他人の仕事。

 最近残業で我が係の帰宅が遅い。22時は早い方で午前様になることもある。
 遅いくせに週末レイトショー観に行ったのかよと言われそうだな。
 いいじゃねぇか一人なんだし。
 まぁ遅いのは遅いのだが、自分の仕事ではない。真向かいに座っている先輩…というよりは上司にも当たる女性の仕事の補助なのだが…どうやら補助ではなく主力になりつつある。
 かなりの量の統計情報を書面で収集して手分けして電子化する。そういう作業だ。何年かに一度はやる作業なので先輩にもノウハウがあるべきなのだが、それがない。
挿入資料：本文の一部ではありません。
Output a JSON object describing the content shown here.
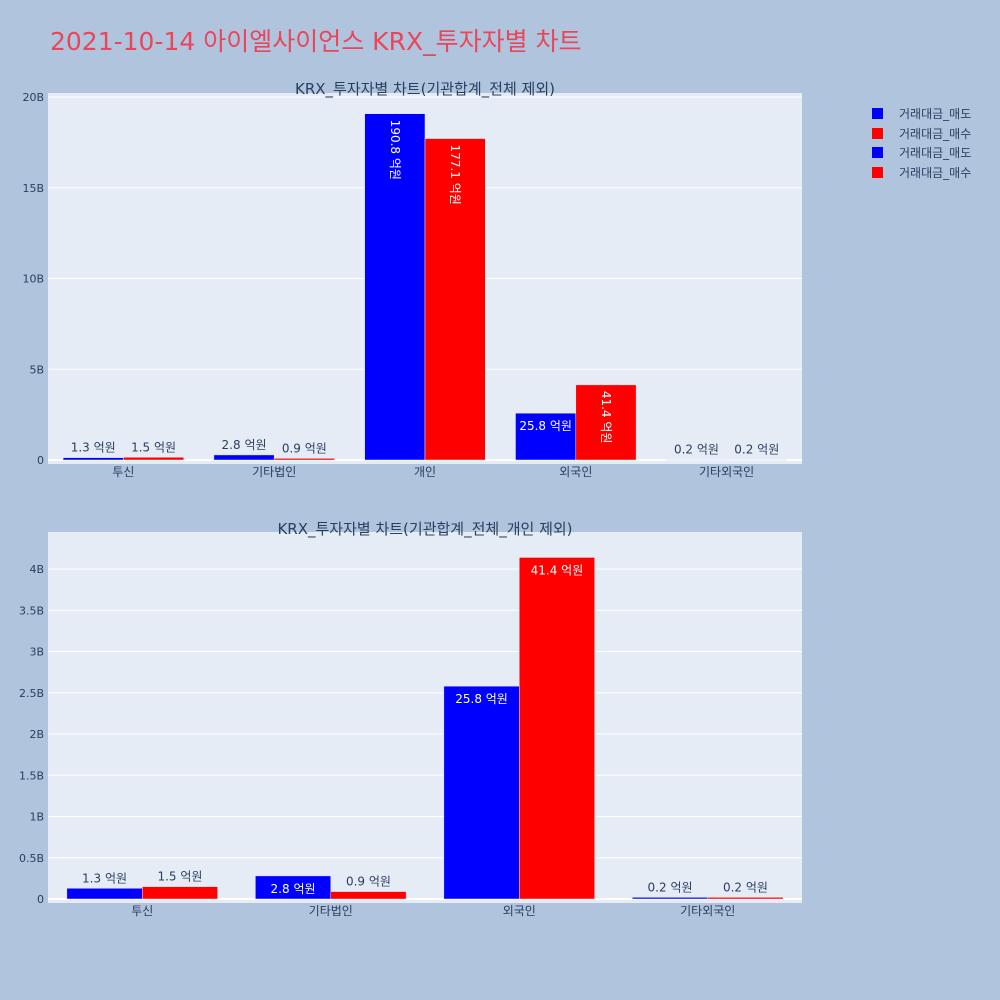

 正確には「ない」わけではないのだが、その先輩がそのノウハウを発揮してくれない。
 悪意があって隠しているのではない。
 ノウハウの伝授に伴って当然発生する作業…これを先輩自身以外の係員に指示するのを躊躇っている。
 指揮権を振るうこと、我々係員に命じて作業をさせることを避けている。我々だけでなく、本来作業に関わるべき他の課員達にも何も指示・指導をしないため、これら課員が行うべき作業までも我々が引き受けている。
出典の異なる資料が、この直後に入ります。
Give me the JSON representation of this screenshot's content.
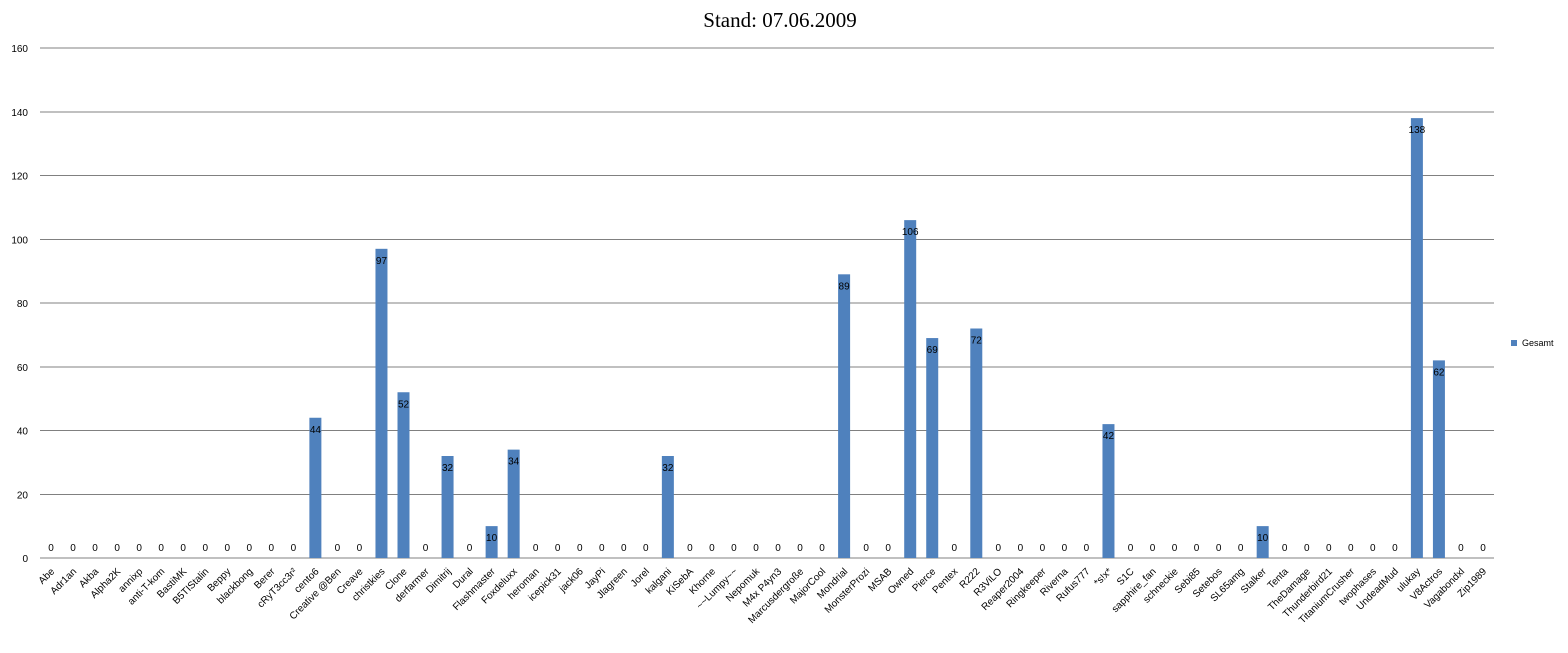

 作業の配分、スケジュール定義やそもそもの作業内容まで、先輩自身が判断と指示を下さなければならないのに、それがない。代わりに「こうすれば、いいとは思うんですけどねぇ」と、自分以外の何者かが判断してくれるかのような言を、誰にともなく繰り返す。
 圧倒的な書面の量を前にして全く手数も時間も足りない事は明白になってきた。
 他課員を含め20人以上で行うはずの業務を、我々4人だけでやろうというのだから無理に決まっているのだが、問題はそれだけではない。
 先輩はあらゆる決断を避けている。
 データ提供元への提出期限の案内、仕様の説明、データ収集の基準、はては関係者に配布する資料の文言ひとつに至るまで、先輩は答えを知っているはずなのに主導権を握って動こうとせず、悪化していく状況に疑問や不満を持つ誰かが声を上げるのを待っている。誰かが自分の代わりに業務の主導権を握って勝手に進め始めるのを待っているのだ。
 立場上、どうやらその声を上げるのは俺の役回りらしい。
 困った…。
 俺の仕事も立て込んでいるのだが。